A change in supply is a shift in the entire supply curve as opposed to a change in the quantity supplied where there is movement along the supply curve. With a change in supply there is a change in the quantity businesses are willing to produce at every price.
Profits increase when a company's cost to produce and deliver a good or service decreases. Because lower manufacturing costs increase profits, companies are willing to increase production, even if there is no change in the price. Conversely, manufacturers would reduce the supply of goods and services following an increase in their cost to produce a product if there is no change in its price. Any event that changes a company's cost to manufacture a good or service will cause a change in supply of that good or service.Technological advances, lower input costs, tax cuts, subsidies, and more lenient regulations reduce a manufacturer's cost and induce them to raise their level of production. Conversely, higher input prices, tax increases, and costly regulations increase costs and reduce supply.
Factors other than a direct cost such as the cost of other products can also influence businesses to alter their production. Maximizing the expected profit remains the motivation for the change in supply. For example, farmers may choose to substitute corn for soy beans if the price of corn increases. The opportunity cost of planting soy beans has increased, so farmers plant fewer acres of soy beans and more of corn. The entry and exit of firms into an industry change the market supply. Political disruptions and natural disasters may also impact supply.

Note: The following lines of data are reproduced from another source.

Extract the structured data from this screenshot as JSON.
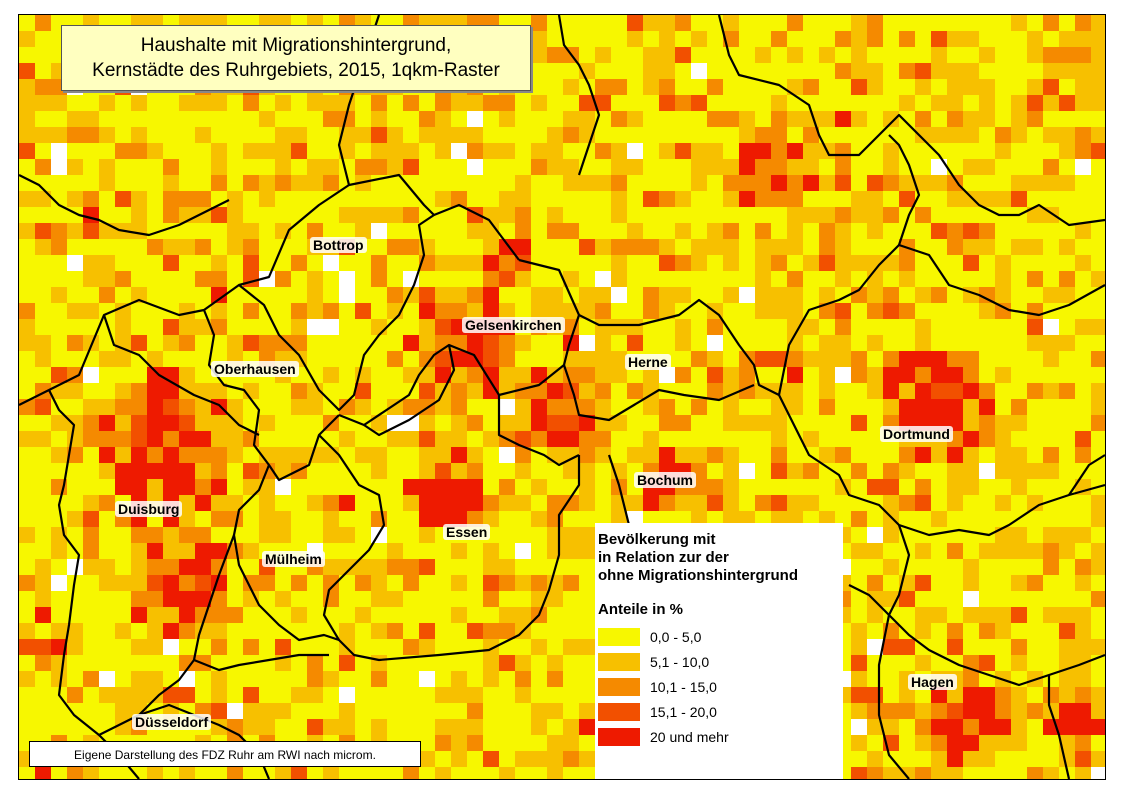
{
  "title": {
    "line1": "Haushalte mit Migrationshintergrund,",
    "line2": "Kernstädte des Ruhrgebiets, 2015, 1qkm-Raster"
  },
  "cities": [
    {
      "name": "Bottrop"
    },
    {
      "name": "Gelsenkirchen"
    },
    {
      "name": "Oberhausen"
    },
    {
      "name": "Herne"
    },
    {
      "name": "Dortmund"
    },
    {
      "name": "Bochum"
    },
    {
      "name": "Duisburg"
    },
    {
      "name": "Essen"
    },
    {
      "name": "Mülheim"
    },
    {
      "name": "Hagen"
    },
    {
      "name": "Düsseldorf"
    }
  ],
  "legend": {
    "header1": "Bevölkerung mit",
    "header2": "in Relation zur der",
    "header3": "ohne Migrationshintergrund",
    "subtitle": "Anteile in %",
    "classes": [
      {
        "label": "0,0 - 5,0",
        "color": "#f7f700"
      },
      {
        "label": "5,1 - 10,0",
        "color": "#f7c000"
      },
      {
        "label": "10,1 - 15,0",
        "color": "#f58a00"
      },
      {
        "label": "15,1 - 20,0",
        "color": "#f25000"
      },
      {
        "label": "20 und mehr",
        "color": "#ee1a00"
      }
    ]
  },
  "credit": "Eigene Darstellung des FDZ Ruhr am RWI nach microm."
}
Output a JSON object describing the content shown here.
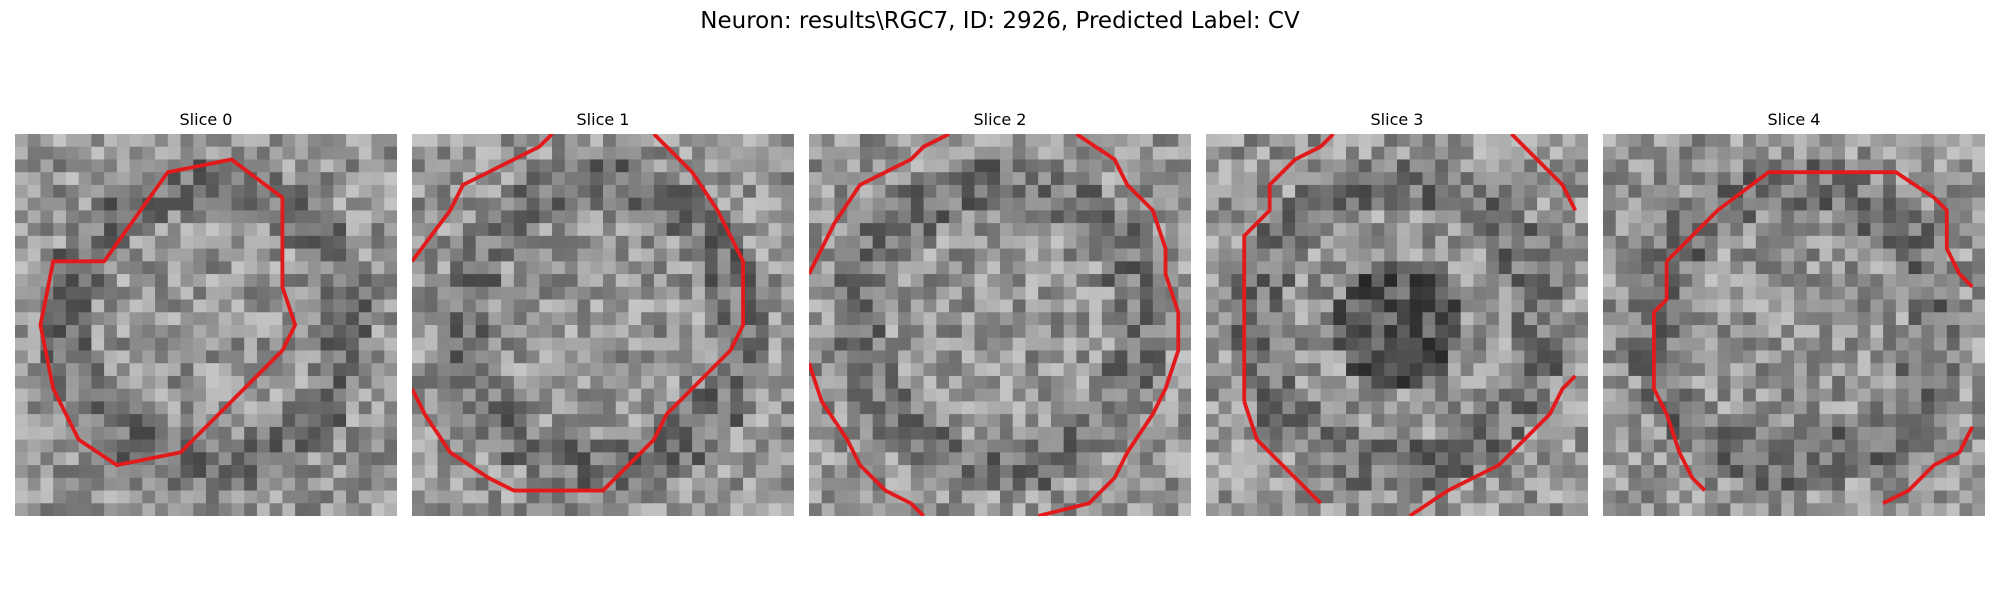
{
  "figure": {
    "title": "Neuron: results\\RGC7, ID: 2926, Predicted Label: CV"
  },
  "panels": [
    {
      "label": "Slice 0",
      "contour_color": "#e31a1c"
    },
    {
      "label": "Slice 1",
      "contour_color": "#e31a1c"
    },
    {
      "label": "Slice 2",
      "contour_color": "#e31a1c"
    },
    {
      "label": "Slice 3",
      "contour_color": "#e31a1c"
    },
    {
      "label": "Slice 4",
      "contour_color": "#e31a1c"
    }
  ]
}
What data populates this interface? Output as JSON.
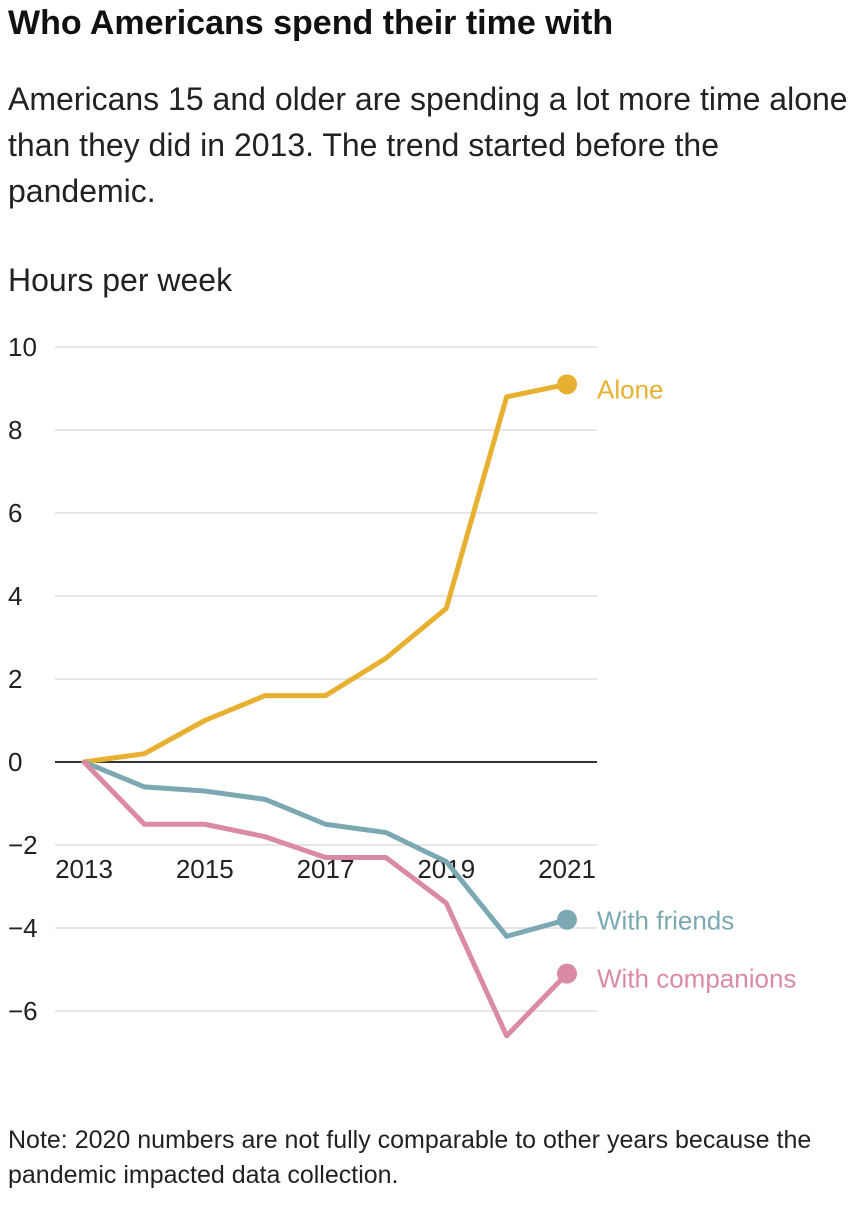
{
  "header": {
    "title": "Who Americans spend their time with",
    "subtitle": "Americans 15 and older are spending a lot more time alone than they did in 2013. The trend started before the pandemic."
  },
  "note": "Note: 2020 numbers are not fully comparable to other years because the pandemic impacted data collection.",
  "chart_data": {
    "type": "line",
    "ylabel": "Hours per week",
    "x": [
      2013,
      2014,
      2015,
      2016,
      2017,
      2018,
      2019,
      2020,
      2021
    ],
    "xticks": [
      2013,
      2015,
      2017,
      2019,
      2021
    ],
    "xtick_labels": [
      "2013",
      "2015",
      "2017",
      "2019",
      "2021"
    ],
    "yticks": [
      10,
      8,
      6,
      4,
      2,
      0,
      -2,
      -4,
      -6
    ],
    "ytick_labels": [
      "10",
      "8",
      "6",
      "4",
      "2",
      "0",
      "−2",
      "−4",
      "−6"
    ],
    "ylim": [
      -6.8,
      10
    ],
    "xlim": [
      2013,
      2021
    ],
    "grid": true,
    "legend": "direct labels at line ends",
    "series": [
      {
        "name": "Alone",
        "color": "#E8B030",
        "values": [
          0,
          0.2,
          1.0,
          1.6,
          1.6,
          2.5,
          3.7,
          8.8,
          9.1
        ]
      },
      {
        "name": "With friends",
        "color": "#7BA8B2",
        "values": [
          0,
          -0.6,
          -0.7,
          -0.9,
          -1.5,
          -1.7,
          -2.4,
          -4.2,
          -3.8
        ]
      },
      {
        "name": "With companions",
        "color": "#DB8AA3",
        "values": [
          0,
          -1.5,
          -1.5,
          -1.8,
          -2.3,
          -2.3,
          -3.4,
          -6.6,
          -5.1
        ]
      }
    ]
  }
}
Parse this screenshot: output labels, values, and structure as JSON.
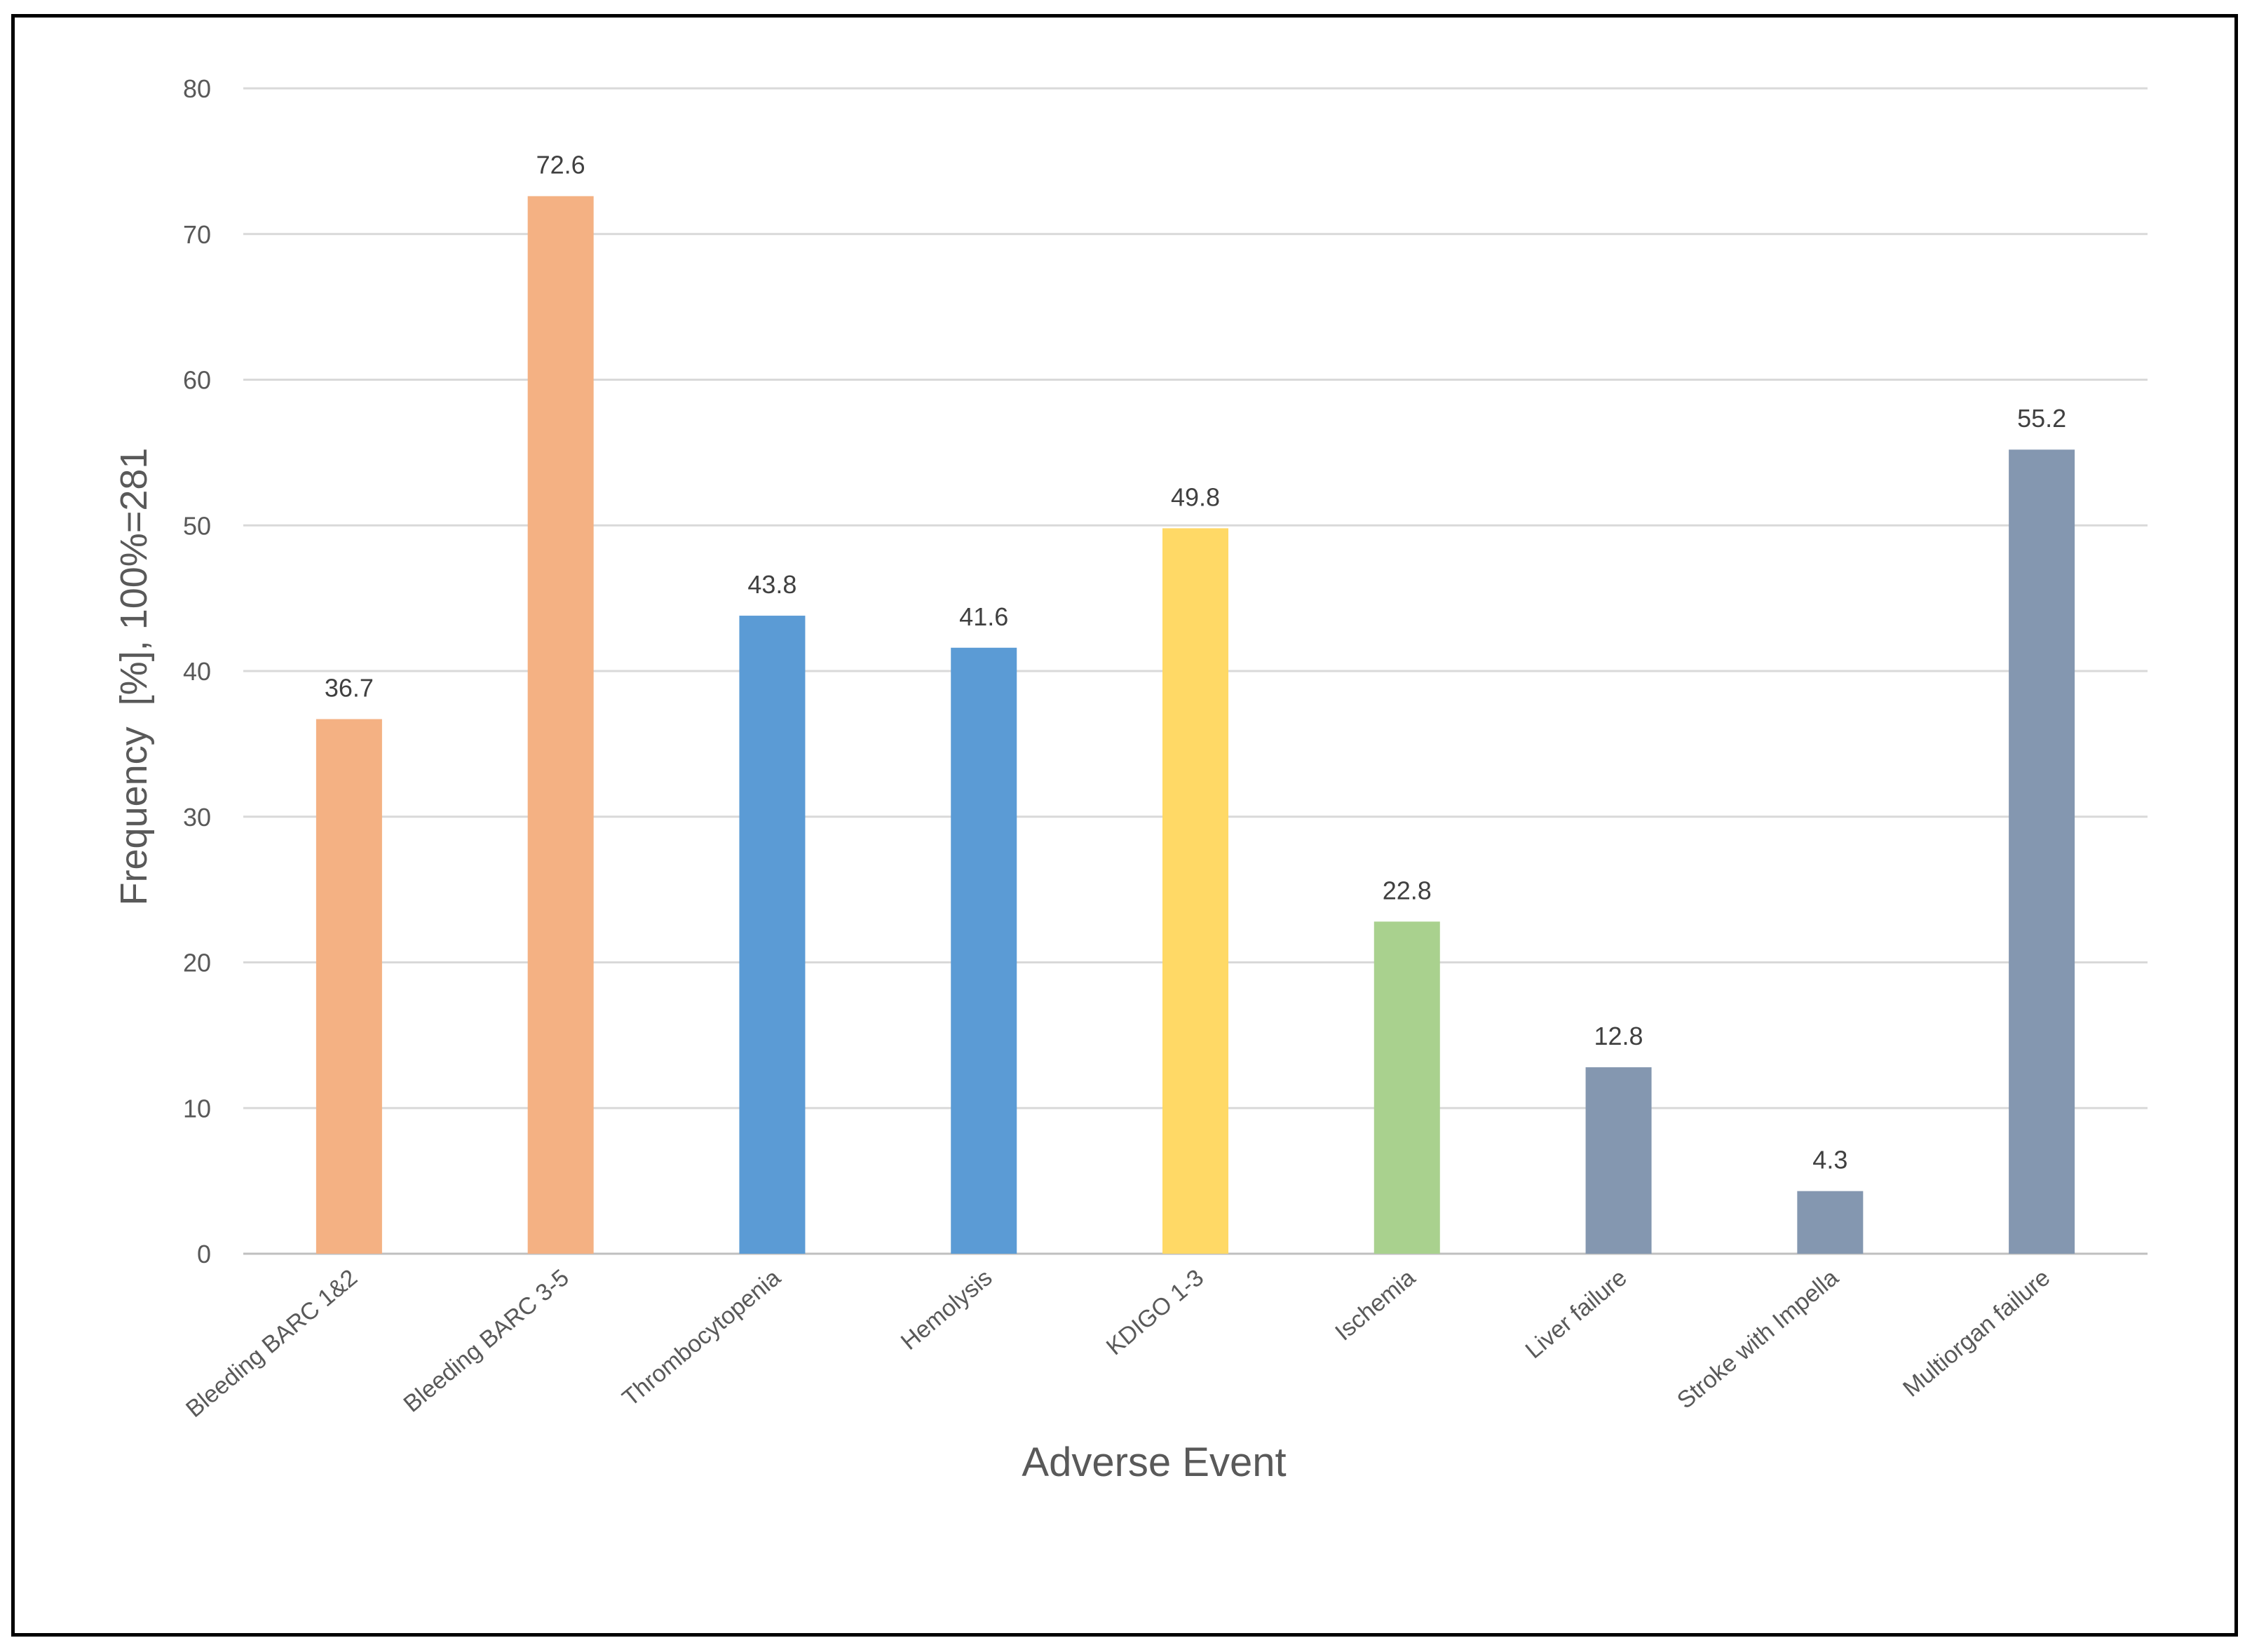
{
  "chart_data": {
    "type": "bar",
    "categories": [
      "Bleeding BARC 1&2",
      "Bleeding BARC 3-5",
      "Thrombocytopenia",
      "Hemolysis",
      "KDIGO 1-3",
      "Ischemia",
      "Liver failure",
      "Stroke with Impella",
      "Multiorgan failure"
    ],
    "values": [
      36.7,
      72.6,
      43.8,
      41.6,
      49.8,
      22.8,
      12.8,
      4.3,
      55.2
    ],
    "data_labels": [
      "36.7",
      "72.6",
      "43.8",
      "41.6",
      "49.8",
      "22.8",
      "12.8",
      "4.3",
      "55.2"
    ],
    "colors": [
      "#F4B183",
      "#F4B183",
      "#5B9BD5",
      "#5B9BD5",
      "#FFD966",
      "#A9D18E",
      "#8497B0",
      "#8497B0",
      "#8497B0"
    ],
    "xlabel": "Adverse Event",
    "ylabel": "Frequency  [%], 100%=281",
    "ylim": [
      0,
      80
    ],
    "yticks": [
      0,
      10,
      20,
      30,
      40,
      50,
      60,
      70,
      80
    ],
    "grid": true,
    "legend": "none"
  }
}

Suppliers are also willing to increase production at higher prices, ceteris paribus. This results in an increase in the quantity supplied, rather than an increase in the supply. Changes in quantity supplied are represented graphically by movement along the existing supply curve. A change in supply causes the entire supply curve to shift. To illustrate the distinction between a change in the supply and a change in the quantity supplied assume the price of gasoline decreases by $1.00 a gallon. Jane the babysitter is thrilled. She can now expand her market since it is less expensive to travel to clients' homes. Her supply curve shifts to the right. Jane would be willing to increase the number of hours she babysits at every price along the supply curve. This is shown on Graph 1 below. Prior to the decrease in gas prices she was willing to babysit 35 hours per month at $8.00 an hour. After the drop in gas prices, she is willing to babysit 45 hours a month without increasing her fee. This differs from her willingness to increase the number of hours she babysits if she is able to raise her price. In this case we have movement along the supply curve. For example, if Jane could charge $9.00 an hour she would be willing to babysit 37 hours per month. This is illustrated on Graph 2.
An easy test in identifying whether there would be a change in supply or a change in the quantity supplied is to ask, "Would a producer change the amount supplied if there is no change in price?". If the answer is "Yes", then there would be a change in the supply. "No" means there is a change in the quantity supplied. Increases in supply cause the curve to shift to the right, while decreases cause it to shift to the left.